Je souscris à l’objectif de cette mesure, qui permet d’intéresser financièrement les communes à l’installation des infrastructures. En revanche, l’article soulève plusieurs difficultés, en particulier sur la définition du renouvellement de l’installation. Des travaux ayant pour effet de réduire la puissance installée du parc pourraient être concernés, ce qui serait absurde.

La commission adopte l’amendement.

En conséquence, l’article 65 ter est supprimé et l’amendement CF608 de M. Nicolas Ray tombe.

Article 65 quater (nouveau) : Transmission au Centre national du cinéma et de l’image animée d’informations fiscales relatives aux contestations portant sur les taxes qui lui sont affectées

Amendement de suppression CF2229 de M. Philippe Juvin

M. Philippe Juvin, rapporteur général. Le Sénat a curieusement voulu insérer un article qui confère au Centre national du cinéma et de l’image animée (CNC) un accès dérogatoire au secret fiscal, afin de disposer d’informations en cas de contentieux. Le CNC aurait ainsi accès aux données fiscales détenues par la direction générale des finances publiques (DGFiP). Or celles-ci ne doivent pas être partagées. Cette dérogation serait disproportionnée.
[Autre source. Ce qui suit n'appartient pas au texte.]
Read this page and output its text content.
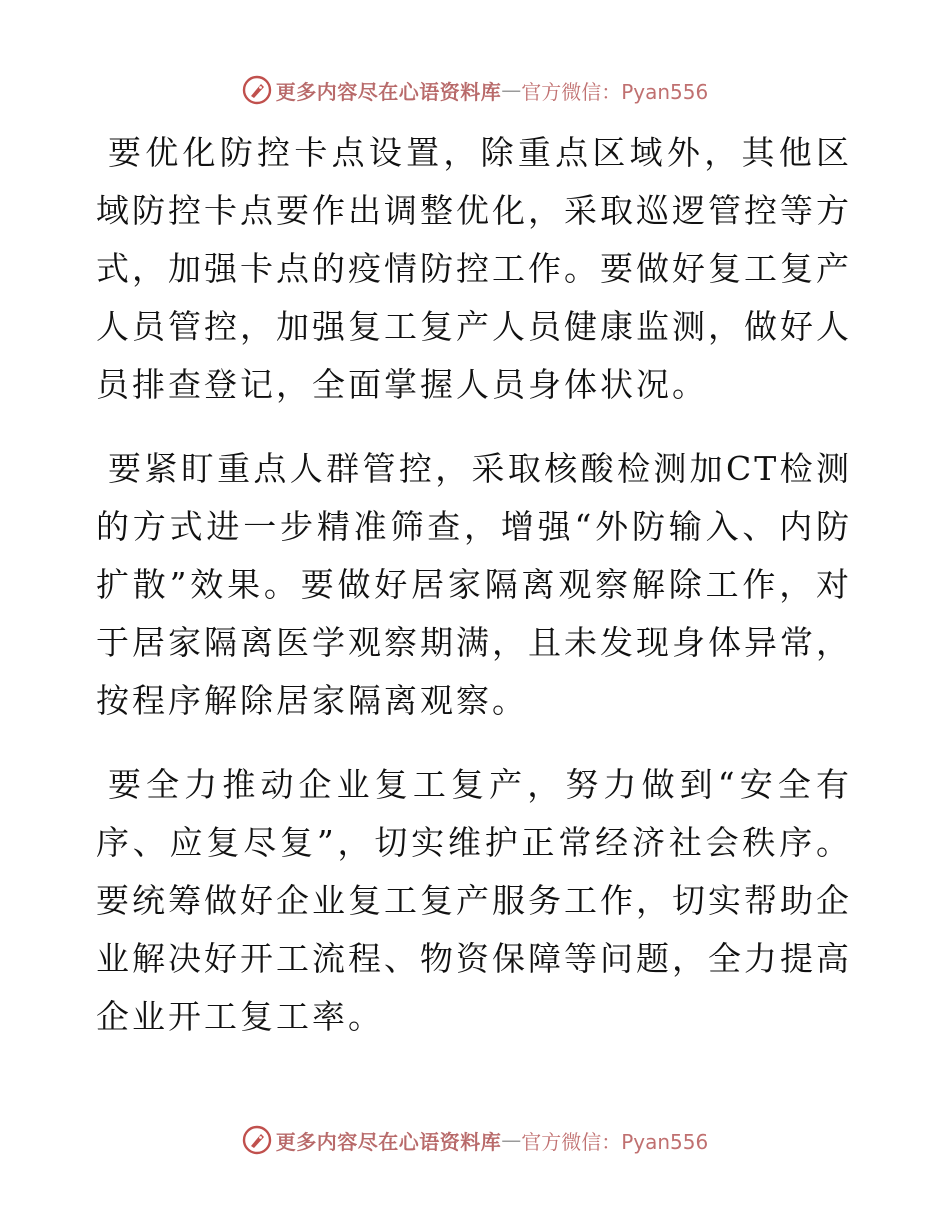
更多内容尽在心语资料库 — 官方微信：Pyan556

要优化防控卡点设置，除重点区域外，其他区域防控卡点要作出调整优化，采取巡逻管控等方式，加强卡点的疫情防控工作。要做好复工复产人员管控，加强复工复产人员健康监测，做好人员排查登记，全面掌握人员身体状况。

要紧盯重点人群管控，采取核酸检测加CT检测的方式进一步精准筛查，增强“外防输入、内防扩散”效果。要做好居家隔离观察解除工作，对于居家隔离医学观察期满，且未发现身体异常，按程序解除居家隔离观察。

要全力推动企业复工复产，努力做到“安全有序、应复尽复”，切实维护正常经济社会秩序。要统筹做好企业复工复产服务工作，切实帮助企业解决好开工流程、物资保障等问题，全力提高企业开工复工率。

更多内容尽在心语资料库 — 官方微信：Pyan556
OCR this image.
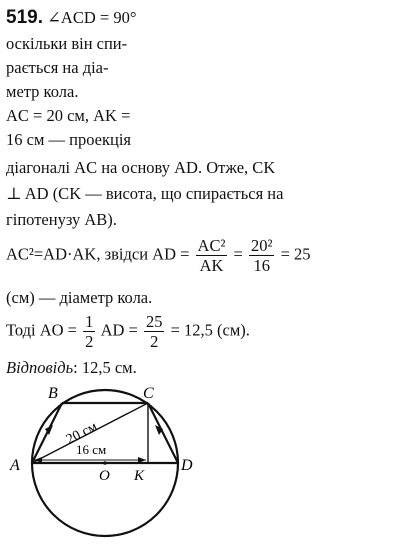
519. ∠ACD = 90°
оскільки він спи-
рається на діа-
метр кола.
AC = 20 см, AK =
16 см — проекція
діагоналі AC на основу AD. Отже, CK
⊥ AD (CK — висота, що спирається на
гіпотенузу AB).
AC²=AD·AK, звідси AD = $\frac{\text{AC²}}{AK} = \frac{\text{20²}}{16} = 25$
(см) — діаметр кола.
Тоді AO = $\frac{1}{2}$ AD = $\frac{25}{2} = 12,5$ (см).
Відповідь: 12,5 см.
A
B	C
D
O K
20 см
16 см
La commission adopte l’amendement.

En conséquence, l’article 65 quater est supprimé.

Article 65 quinquies (nouveau) : Création d’un régime d’assurance contre les risques résultant des émeutes

Amendement de suppression CF35 de M. Matthias Renault

M. Philippe Juvin, rapporteur général. Cet article introduit par le Sénat a été commenté dans la presse. J’y suis opposé car il entraînerait une hausse de la pression fiscale en faisant peser sur chaque contrat d’assurance une taxe destinée à financer le coût des conséquences des émeutes. Concrètement, une part des primes de tous les assurés irait abonder un fonds de mutualisation des risques résultant d’émeutes. Ce n’est pas sain. Avis favorable à l’amendement.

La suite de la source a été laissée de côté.